Good morning, RVA! It's 41 °F, and it looks like the rain has finished up, leaving us with a cool, breezy, and partly cloudy day. Do you think we have one good snow left in us, or are we done for the year?
I know you’re probably tired of reading about and thinking about Virginia’s Executive Branch Crisis, well, too bad. Read this excellent piece in the Virginia Mercury by Samantha Willis about history, blackface, sexual violence, repentance, and consequence—especially if, like me, you’re privileged enough to have taken a break from reading and thinking about racism and sexual violence over the last couple of days. Lots of folks cannot. If you read one thing this morning make it this one.
Michael Martz at the Richmond Times-Dispatch describes the current environment at the General Assembly as everyone works to get a dang budget passed 💸. The continual question I have lately, which this piece hints at but doesn’t fully answer, is how has Virginia’s Executive Branch Crisis changed the balance of power down at the Capitol? I just don’t know enough about state politics and strategy to know if the current concessions and compromises made by each side—which we’ll learn more about later today apparently—have shifted since all this garbage began almost two weeks ago. Has someone written about this and I just missed it?
Actually, table that last question, which is (stupidly) about politics and not about policy. Instead, take a minute to dig into this post from the Commonwealth Institute about the racial equity impact of the proposed House and Senate budgets. Palace intrigue is often more compelling than actual policy discussions, but getting sucked into political strategy is usually a waste of time and a distraction from the progress or harm being made by actual legislation. I forget this all the time, and it’s nice to have folks in town writing in a sufficiently wonky manner to remind me.
Michael Paul Williams has the word from Lillie Estes’s memorial service. It ends with a quote from Supervisor Nelson’s eulogy: “She led and cleared the way. We’ve just got to keep on moving.”
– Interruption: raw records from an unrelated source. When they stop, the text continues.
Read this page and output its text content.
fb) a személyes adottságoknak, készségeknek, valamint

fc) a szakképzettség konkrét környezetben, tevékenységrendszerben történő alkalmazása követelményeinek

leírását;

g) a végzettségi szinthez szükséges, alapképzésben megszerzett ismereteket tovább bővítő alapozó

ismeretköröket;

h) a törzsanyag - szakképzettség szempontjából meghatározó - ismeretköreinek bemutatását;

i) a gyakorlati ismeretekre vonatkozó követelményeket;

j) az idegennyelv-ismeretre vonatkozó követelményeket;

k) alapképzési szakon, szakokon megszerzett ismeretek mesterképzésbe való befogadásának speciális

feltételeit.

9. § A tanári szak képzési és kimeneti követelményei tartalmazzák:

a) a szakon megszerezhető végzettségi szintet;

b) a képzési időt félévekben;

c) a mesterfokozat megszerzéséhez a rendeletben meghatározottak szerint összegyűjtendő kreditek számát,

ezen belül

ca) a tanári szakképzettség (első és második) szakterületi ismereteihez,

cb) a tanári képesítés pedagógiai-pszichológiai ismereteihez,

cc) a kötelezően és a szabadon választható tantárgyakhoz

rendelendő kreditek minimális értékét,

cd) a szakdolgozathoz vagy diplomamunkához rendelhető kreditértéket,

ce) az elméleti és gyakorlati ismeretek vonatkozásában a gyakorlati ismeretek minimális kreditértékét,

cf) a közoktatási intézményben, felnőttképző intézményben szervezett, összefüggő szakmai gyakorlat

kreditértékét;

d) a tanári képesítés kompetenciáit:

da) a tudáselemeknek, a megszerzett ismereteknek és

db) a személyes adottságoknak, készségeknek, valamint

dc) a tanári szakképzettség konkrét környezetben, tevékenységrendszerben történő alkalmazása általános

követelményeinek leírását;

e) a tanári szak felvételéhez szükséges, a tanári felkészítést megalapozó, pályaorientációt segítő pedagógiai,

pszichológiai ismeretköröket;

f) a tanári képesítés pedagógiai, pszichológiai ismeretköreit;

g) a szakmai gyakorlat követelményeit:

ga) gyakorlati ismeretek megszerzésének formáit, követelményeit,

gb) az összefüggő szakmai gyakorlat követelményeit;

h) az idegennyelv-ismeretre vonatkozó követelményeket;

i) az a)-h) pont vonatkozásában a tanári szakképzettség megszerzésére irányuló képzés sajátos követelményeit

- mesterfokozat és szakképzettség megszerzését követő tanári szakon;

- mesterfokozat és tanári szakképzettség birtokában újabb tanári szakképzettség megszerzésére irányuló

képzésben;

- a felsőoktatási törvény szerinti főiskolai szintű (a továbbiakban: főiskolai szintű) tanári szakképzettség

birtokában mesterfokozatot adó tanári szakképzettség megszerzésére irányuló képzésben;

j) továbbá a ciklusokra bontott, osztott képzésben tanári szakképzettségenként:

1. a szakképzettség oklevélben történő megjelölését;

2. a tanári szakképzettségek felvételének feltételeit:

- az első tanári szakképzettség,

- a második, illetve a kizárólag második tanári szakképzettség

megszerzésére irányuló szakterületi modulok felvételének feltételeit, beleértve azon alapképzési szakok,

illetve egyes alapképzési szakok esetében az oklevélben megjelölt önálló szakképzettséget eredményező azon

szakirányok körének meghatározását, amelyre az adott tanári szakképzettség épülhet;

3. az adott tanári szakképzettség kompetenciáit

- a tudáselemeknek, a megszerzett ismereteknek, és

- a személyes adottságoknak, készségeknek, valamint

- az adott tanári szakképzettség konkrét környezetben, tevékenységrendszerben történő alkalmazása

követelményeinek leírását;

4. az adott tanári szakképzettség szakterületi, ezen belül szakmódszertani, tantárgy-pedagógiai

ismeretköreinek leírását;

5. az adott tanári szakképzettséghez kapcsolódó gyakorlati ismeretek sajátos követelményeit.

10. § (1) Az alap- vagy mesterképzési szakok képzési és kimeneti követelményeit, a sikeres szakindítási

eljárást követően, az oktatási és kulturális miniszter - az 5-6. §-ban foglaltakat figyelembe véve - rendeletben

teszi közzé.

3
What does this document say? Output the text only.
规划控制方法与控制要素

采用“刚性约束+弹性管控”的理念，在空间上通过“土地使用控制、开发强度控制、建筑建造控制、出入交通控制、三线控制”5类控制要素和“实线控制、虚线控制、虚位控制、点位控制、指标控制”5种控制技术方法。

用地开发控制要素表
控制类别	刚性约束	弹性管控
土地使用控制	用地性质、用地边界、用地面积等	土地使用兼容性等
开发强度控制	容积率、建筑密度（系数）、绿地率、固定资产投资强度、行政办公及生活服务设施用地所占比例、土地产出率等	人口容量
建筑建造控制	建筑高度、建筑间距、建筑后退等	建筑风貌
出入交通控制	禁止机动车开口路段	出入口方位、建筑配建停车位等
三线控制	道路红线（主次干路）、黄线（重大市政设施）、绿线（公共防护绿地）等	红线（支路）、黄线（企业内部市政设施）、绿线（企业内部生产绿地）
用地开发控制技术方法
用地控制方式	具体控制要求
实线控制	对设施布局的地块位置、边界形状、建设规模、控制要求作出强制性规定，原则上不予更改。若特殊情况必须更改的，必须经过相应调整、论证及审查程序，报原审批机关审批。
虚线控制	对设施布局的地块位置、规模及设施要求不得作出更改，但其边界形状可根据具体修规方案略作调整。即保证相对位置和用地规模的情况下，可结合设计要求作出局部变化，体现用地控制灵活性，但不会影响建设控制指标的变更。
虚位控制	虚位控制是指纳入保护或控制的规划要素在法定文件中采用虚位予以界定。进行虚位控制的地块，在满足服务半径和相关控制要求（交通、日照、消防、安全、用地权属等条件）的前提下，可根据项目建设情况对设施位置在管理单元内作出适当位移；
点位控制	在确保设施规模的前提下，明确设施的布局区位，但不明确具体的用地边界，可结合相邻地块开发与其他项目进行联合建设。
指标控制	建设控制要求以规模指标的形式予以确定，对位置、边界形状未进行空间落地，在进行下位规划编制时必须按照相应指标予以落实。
The Virginia Mercury’s Mechelle Hankerson has a redistricting update, which includes...Arnold Schwarzenegger? As a supporter of redistricting reform, and implementer of reforms in his own state, he surely must say “Gerrymandering must be terminated!” a ton, right?
Today from 11:00 AM–12:00 PM at the Sarah Garland Jones Center (2600 Nine Mile Road), you can attend the third and penultimate community meeting to give the Mayor’s administration some feedback on what you’re looking for in the next police chief. The City hopes to find and hire a candidate by June.
This morning's longread
From William J. Barber II in the Washington Post comes this powerful piece about what real repentance looks like.
Scapegoating politicians who are caught in the act of interpersonal racism will not address the fundamental issue of systemic racism. We have to talk about policy. But we also have to talk about trust and power. If white people in political leadership are truly repentant, they will listen to black and other marginalized people in our society. They will confess that they have sinned and demonstrate their willingness to listen and learn by following and supporting the leadership of others. To confess past mistakes while continuing to insist that you are still best suited to lead because of your experience is itself a subtle form of white supremacy. At the same time, we cannot allow political enemies of Virginia’s governor to call for his resignation over a photo when they continue themselves to vote for the policies of white supremacy. If anyone wants to call for the governor’s resignation, they should also call for the resignation of anyone who has supported racist voter suppression or policies that have a disparate impact on communities of color.